Utah's weather through the remainder of this week will be a lot like Congress.

The forecast declares it will be hot, like the debate in the Capitol, with intermittent thunderstorms hinting at long-awaited relief, but like our lawmakers once more ending in sweltering deadlock.

The difference is we mere proletarians can't take extended breaks from our mid-summer misery. Along the Wasatch Front, that meteorological malaise means high temperatures on Thursday, like Wednesday, will be in the mid-90s, with blazing sunshine periodically interrupted by isolated thunderclaps and light showers.

Friday will see highs in the upper-90s under mostly clear skies in the Salt Lake and Tooele valleys.

The same hot and occasionally wet cycles will alternate over southern Utah, where highs on Thursday will hover around 103, up a couple degrees from Wednesday's forecast.
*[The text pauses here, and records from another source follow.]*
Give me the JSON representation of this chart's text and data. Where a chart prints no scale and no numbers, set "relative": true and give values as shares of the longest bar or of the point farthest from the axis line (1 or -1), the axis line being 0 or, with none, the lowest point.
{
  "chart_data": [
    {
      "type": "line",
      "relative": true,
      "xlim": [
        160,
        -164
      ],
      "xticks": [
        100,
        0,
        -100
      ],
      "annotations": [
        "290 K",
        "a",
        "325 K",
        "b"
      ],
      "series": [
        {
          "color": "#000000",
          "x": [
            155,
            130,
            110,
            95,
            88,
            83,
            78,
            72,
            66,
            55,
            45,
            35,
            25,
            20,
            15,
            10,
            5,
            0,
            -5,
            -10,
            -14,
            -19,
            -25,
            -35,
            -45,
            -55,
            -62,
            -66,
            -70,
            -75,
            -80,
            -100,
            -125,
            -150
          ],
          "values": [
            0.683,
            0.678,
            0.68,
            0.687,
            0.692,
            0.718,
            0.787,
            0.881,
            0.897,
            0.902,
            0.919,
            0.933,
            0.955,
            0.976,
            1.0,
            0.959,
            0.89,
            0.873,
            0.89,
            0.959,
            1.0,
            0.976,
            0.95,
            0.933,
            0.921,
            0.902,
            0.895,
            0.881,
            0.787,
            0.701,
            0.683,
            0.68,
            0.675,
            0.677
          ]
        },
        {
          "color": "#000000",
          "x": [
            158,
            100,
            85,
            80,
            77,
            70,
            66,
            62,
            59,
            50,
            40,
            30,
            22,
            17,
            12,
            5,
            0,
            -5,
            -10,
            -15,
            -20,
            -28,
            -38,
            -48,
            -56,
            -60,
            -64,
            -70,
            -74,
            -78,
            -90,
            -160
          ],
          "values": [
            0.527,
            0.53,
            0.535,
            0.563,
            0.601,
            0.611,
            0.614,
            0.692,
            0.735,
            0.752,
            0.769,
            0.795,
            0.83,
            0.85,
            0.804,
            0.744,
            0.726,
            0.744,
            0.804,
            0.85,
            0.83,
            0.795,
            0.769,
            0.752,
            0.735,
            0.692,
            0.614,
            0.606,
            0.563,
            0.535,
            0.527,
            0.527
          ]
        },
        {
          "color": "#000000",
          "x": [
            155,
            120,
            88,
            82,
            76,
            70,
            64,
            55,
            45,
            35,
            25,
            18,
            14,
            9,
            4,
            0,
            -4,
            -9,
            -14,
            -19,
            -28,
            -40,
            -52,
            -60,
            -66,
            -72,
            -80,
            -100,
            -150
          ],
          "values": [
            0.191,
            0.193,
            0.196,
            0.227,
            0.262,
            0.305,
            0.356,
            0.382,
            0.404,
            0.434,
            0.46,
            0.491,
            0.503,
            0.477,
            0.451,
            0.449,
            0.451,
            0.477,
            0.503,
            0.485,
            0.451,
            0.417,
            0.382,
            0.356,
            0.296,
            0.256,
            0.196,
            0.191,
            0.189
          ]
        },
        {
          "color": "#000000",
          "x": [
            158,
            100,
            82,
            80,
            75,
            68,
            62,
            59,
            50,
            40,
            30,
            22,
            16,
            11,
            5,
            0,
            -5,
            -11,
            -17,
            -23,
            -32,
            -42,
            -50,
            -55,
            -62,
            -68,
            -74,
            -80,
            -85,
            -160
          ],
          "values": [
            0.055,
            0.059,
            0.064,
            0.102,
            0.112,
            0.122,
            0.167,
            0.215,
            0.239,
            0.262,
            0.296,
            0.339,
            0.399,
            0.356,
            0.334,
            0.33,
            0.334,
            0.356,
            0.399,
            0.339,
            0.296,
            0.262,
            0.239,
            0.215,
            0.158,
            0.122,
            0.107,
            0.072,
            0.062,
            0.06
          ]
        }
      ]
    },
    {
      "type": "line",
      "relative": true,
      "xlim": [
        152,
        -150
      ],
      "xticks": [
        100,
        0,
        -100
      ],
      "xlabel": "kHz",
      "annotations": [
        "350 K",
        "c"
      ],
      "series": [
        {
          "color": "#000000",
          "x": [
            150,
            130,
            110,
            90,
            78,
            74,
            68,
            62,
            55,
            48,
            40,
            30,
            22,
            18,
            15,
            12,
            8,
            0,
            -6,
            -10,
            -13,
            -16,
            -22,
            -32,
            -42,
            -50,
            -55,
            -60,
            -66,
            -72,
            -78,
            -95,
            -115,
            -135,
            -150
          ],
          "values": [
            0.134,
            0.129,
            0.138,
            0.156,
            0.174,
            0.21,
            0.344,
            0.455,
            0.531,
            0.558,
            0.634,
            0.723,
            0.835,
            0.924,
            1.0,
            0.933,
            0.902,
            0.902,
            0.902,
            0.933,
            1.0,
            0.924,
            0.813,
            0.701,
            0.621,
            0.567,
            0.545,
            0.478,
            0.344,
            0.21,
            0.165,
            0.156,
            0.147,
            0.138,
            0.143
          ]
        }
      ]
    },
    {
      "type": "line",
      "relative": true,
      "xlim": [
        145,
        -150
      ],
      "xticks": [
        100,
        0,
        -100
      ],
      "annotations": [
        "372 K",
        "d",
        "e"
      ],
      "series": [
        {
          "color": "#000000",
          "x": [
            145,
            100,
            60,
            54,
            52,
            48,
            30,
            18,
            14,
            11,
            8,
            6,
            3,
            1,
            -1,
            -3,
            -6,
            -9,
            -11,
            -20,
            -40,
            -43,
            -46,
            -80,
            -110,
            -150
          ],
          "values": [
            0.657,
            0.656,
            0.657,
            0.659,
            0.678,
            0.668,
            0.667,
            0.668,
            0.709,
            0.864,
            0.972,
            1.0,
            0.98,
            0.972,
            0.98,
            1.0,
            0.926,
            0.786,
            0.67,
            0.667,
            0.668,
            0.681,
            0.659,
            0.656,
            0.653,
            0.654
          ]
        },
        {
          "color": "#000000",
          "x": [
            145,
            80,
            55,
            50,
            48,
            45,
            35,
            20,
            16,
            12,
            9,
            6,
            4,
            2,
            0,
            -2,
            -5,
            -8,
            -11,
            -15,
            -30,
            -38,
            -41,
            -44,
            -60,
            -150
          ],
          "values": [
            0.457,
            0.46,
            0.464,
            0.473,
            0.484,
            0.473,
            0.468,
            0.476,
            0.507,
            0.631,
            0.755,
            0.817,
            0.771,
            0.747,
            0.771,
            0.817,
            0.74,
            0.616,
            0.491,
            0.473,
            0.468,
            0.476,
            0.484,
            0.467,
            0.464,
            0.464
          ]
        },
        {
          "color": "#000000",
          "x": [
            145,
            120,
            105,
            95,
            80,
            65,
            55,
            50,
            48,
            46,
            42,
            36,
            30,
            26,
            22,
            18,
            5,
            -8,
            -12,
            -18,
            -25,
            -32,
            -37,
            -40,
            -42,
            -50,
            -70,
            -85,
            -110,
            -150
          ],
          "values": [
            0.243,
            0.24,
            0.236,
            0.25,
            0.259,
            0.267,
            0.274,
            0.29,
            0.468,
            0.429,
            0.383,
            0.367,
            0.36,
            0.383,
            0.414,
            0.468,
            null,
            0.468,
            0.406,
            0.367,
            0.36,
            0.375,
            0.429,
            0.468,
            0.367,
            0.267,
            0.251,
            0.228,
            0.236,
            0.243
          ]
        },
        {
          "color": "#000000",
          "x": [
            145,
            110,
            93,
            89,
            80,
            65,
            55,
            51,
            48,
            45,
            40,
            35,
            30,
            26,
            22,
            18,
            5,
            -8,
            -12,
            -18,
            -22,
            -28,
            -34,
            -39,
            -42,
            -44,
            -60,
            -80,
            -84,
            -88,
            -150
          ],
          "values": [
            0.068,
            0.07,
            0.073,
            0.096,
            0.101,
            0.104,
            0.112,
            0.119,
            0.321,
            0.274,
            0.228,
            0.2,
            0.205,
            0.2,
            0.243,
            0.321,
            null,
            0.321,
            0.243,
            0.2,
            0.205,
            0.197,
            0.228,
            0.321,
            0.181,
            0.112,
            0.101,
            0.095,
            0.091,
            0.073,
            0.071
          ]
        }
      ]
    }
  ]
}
Both days will bring scattered, sometimes heavy showers, along with thunderclaps to Utah's Dixie.

Friday will sizzle at 106 degrees in St. George, and with moisture still in the air from the earlier storms it could be a hot, sticky end to the work week for the state's redrocks and high deserts.

The National Weather Service did not immediately issue a flash flooding advisory, but forecasters did say the potential for locally heavy rainfall triggering flooding in slot canyons and fire-damaged mountain slopes remained a concern in central and southern Utah.

Certainly it will be hot, occasionally humid statewide. That's enough to keep most of us inside air-conditioned shelter; here's another reason — air quality heading toward the weekend just plain sucks.

The Utah Division of Air Quality has declared Salt Lake, Davis, Utah, Weber, Box Elder and Tooele counties as being "unhealthy for sensitive groups," or in the "orange" category. The rest of the state is not much better, earning "yellow" grades for moderate levels of ozone and particulate pollution.

The Intermountain Allergy & Asthma website reported mold "high" and plantain at "moderate" on its pollen index as of Wednesday. Other allergens were either "low," or did not register.